All you have to do is press the button to crank up the compressor.

It’s really a beautiful thing,

free air humming into your tires.

But, like anything else in life, something so beautiful as free air has its drawbacks.

I’m talking about a development I’ve noticed just recently: missing parts.

Especially in seedy urban areas,

where lonesome addicts roam,

the free air pumps at Hess are missing a critical part in their air dispensers, namely,

the tube that you put into your tire’s valve stem,

gone.

The first two times,

I thought nothing amiss.
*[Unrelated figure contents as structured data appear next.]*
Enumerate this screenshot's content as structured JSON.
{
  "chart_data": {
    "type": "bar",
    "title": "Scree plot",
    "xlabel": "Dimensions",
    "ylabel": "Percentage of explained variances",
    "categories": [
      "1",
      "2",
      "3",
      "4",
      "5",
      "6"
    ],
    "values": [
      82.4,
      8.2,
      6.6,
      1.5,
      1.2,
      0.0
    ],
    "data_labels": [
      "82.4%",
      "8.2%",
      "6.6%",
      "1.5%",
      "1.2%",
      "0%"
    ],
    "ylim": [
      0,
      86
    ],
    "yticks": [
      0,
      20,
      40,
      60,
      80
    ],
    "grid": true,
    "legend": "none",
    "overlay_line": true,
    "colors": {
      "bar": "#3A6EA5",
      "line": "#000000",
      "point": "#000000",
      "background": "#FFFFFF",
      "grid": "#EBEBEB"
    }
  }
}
I figured the tube had busted and was soon to be replaced.

But when I visited an entirely different Hess from the first two,

in an entirely different though equally seedy part of Miami,

the missing tubes caught my attention.

That’s when I remembered how desperate crackheads get

when they have something to smoke

but nothing to smoke it with.

If a car antennae isn’t available,

you know,

the old kind with a telescoping tube like on boomboxes,

air dispenser tubes are the next easiest solution.

I can see crackheads racking their brains for a way to smoke the crack

they just spent their last penny on after a day of panhandling.

One of them must have remembered the air dispensers in gas stations,

and seeing as Hess is the only one I know that has free air,

I’m sure the first gas station this crackhead thought about was Hess.

Yeah, that’s right, they have free air at Hess, thought this epiphanous crackhead,

I remember using it back in the days when I drove a car and needed free air.

And what do you know, there’s a Hess right around the corner!

Case of the missing tubes solved.

Oh, Watson, the needle!

But this doesn’t solve the problem of the slow leak in my tire.